About the Paper

This paper presents news ways to track violent conflict over time, providing conflict barometers for interstate and civil conflict, respectively. After critiquing previous efforts at measurement, the authors discuss general principles concerning the utility of conflict barometers. The interstate barometer is based on establishing a baseline for the relationship between a pair of states and then using the incidence and severity of militarized confrontations to track variations around those baselines.
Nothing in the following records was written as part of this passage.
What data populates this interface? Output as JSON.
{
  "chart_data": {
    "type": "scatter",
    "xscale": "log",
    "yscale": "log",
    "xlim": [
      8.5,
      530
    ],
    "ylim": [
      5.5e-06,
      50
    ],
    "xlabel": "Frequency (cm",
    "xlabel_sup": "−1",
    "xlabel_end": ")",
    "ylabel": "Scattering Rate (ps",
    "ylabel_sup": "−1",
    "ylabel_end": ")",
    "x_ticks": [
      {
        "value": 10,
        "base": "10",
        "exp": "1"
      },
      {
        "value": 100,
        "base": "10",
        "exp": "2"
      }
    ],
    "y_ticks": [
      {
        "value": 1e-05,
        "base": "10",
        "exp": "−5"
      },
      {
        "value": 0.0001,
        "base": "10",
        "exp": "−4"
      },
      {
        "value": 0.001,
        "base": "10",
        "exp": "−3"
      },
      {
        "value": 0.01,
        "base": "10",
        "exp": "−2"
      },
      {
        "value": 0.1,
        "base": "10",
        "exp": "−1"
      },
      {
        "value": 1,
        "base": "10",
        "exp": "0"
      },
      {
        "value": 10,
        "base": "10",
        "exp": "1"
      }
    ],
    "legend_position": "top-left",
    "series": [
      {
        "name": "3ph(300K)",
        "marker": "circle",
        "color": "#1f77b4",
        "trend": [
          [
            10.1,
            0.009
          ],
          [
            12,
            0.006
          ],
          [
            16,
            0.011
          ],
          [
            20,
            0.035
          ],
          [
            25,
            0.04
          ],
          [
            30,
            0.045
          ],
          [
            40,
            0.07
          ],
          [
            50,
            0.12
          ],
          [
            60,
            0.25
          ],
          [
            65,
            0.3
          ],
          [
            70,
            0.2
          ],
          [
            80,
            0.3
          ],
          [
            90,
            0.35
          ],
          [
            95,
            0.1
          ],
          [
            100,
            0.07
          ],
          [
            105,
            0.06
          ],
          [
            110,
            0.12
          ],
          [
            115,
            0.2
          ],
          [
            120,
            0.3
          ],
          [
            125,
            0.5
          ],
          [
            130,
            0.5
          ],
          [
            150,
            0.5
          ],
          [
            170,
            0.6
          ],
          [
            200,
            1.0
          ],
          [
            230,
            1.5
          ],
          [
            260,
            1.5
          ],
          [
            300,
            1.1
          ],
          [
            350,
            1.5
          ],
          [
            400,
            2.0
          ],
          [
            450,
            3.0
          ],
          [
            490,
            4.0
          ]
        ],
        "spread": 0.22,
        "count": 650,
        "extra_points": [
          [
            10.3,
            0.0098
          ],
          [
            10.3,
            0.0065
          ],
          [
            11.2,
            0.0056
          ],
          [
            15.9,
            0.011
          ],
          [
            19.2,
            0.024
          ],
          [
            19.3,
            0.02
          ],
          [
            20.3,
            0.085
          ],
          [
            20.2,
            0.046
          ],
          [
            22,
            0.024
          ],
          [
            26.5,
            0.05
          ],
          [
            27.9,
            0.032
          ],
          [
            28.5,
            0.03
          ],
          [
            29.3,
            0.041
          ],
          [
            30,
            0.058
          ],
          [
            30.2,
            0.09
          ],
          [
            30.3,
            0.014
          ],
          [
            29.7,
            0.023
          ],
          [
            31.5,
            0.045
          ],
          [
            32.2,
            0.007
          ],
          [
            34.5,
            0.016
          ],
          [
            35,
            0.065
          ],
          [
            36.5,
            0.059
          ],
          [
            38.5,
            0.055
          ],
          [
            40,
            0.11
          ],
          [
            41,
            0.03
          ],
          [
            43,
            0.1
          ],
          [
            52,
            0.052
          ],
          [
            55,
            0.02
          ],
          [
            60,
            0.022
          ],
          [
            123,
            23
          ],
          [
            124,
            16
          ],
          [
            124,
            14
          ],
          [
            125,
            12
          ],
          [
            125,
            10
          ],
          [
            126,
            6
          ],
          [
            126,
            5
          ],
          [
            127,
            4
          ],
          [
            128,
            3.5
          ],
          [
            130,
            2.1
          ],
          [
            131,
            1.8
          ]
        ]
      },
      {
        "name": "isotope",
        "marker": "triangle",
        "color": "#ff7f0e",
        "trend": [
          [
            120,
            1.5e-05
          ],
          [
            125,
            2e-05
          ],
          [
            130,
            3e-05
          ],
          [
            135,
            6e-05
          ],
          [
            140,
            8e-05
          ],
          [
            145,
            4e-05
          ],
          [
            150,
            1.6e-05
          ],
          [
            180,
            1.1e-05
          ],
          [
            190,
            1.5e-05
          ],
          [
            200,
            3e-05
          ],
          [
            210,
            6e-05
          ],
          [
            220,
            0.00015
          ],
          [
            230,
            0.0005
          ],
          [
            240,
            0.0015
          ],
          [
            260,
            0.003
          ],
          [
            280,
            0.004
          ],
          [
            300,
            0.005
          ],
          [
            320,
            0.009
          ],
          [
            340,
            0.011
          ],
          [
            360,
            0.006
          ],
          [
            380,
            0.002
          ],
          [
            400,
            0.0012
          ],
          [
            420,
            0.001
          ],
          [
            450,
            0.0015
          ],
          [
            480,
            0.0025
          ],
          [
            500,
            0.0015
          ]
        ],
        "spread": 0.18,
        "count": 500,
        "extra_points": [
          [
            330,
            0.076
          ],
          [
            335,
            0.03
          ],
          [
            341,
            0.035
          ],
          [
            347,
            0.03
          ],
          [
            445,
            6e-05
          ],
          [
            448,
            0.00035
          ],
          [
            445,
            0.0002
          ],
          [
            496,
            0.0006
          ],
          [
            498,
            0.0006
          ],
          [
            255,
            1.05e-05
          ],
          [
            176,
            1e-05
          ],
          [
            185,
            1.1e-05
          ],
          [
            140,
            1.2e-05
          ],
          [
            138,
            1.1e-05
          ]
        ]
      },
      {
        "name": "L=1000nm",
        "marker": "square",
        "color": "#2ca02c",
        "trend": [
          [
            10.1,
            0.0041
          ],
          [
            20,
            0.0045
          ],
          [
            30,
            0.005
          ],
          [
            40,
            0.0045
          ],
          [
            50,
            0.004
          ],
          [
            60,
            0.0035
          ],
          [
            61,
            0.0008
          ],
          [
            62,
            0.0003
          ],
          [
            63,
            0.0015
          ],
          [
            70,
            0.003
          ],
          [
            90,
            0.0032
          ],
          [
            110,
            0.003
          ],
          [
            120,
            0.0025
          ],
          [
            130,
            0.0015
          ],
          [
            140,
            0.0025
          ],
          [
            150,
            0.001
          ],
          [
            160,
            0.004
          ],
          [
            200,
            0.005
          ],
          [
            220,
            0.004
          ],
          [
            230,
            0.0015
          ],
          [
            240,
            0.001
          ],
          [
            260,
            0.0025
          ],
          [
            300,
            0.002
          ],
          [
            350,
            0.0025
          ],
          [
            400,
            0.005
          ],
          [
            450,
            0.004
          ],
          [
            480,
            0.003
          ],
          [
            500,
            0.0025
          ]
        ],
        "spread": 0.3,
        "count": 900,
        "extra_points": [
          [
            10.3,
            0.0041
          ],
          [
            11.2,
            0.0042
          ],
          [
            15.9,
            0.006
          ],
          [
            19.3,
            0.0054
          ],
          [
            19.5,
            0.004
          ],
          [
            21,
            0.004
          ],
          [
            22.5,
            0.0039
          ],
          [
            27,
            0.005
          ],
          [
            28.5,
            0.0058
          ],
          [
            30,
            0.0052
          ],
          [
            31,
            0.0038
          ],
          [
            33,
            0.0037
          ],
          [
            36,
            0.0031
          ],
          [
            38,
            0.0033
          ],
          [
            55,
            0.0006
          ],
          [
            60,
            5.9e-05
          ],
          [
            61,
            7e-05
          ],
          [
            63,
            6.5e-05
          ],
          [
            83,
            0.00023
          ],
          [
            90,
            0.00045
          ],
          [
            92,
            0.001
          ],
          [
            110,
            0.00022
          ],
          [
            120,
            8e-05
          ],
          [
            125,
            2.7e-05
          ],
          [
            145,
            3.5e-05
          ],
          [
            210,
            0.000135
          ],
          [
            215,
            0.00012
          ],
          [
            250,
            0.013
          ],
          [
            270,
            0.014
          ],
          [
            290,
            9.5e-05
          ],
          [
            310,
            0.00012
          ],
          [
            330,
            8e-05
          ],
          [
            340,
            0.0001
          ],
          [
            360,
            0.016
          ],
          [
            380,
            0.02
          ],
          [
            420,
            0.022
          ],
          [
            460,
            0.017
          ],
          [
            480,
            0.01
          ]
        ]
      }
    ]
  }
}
The resulting Interstate Conflict Severity Barometer (ICSB) is scaled from 0 (no violent conflict) to 1,000 (rivalry plus severe militarized confrontations) for 2,631 different state-state relationships over the period 1900–2015. Data are available in the form of monthly conflict barometer scores for those pairs of states, and there are over 1 million observations in the data. Short narratives are matched with barometer scores for five illustrative cases: India-Pakistan, Israel-Egypt, France-Germany, US-China, and Ecuador-Peru. The Civil Conflict Barometer (CCB) is built on a combination of armed violence deaths, military coups, and substantial human rights violations. Ranging from 0 (high-quality negative peace) to 1,000 (serious and widespread violent conflict), the CCB covers 79 different countries at risk for conflict over the period 1989–2019. Data are available on a yearly basis for these countries, and there are 2,432 individual data points. Short narratives are matched with barometer scores for three illustrative cases: Haiti, Venezuela, and Mozambique.

About the Authors

Gary Goertz, independent scholar, Ann Arbor, MI

Paul F. Diehl, independent scholar of international relations, Champaign, IL

Andrew P. Owsiak, professor of international affairs, University of Georgia

Luis Schenoni, assistant professor of political science, University College London 

This research was funded by USIP’s Grants and Inclusive Peace Processes and Reconciliation Programs, which are solely responsible for the accuracy and thoroughness of the content. The views expressed in this discussion paper are those of the authors alone and do not necessarily reflect the views of the United States Institute of Peace.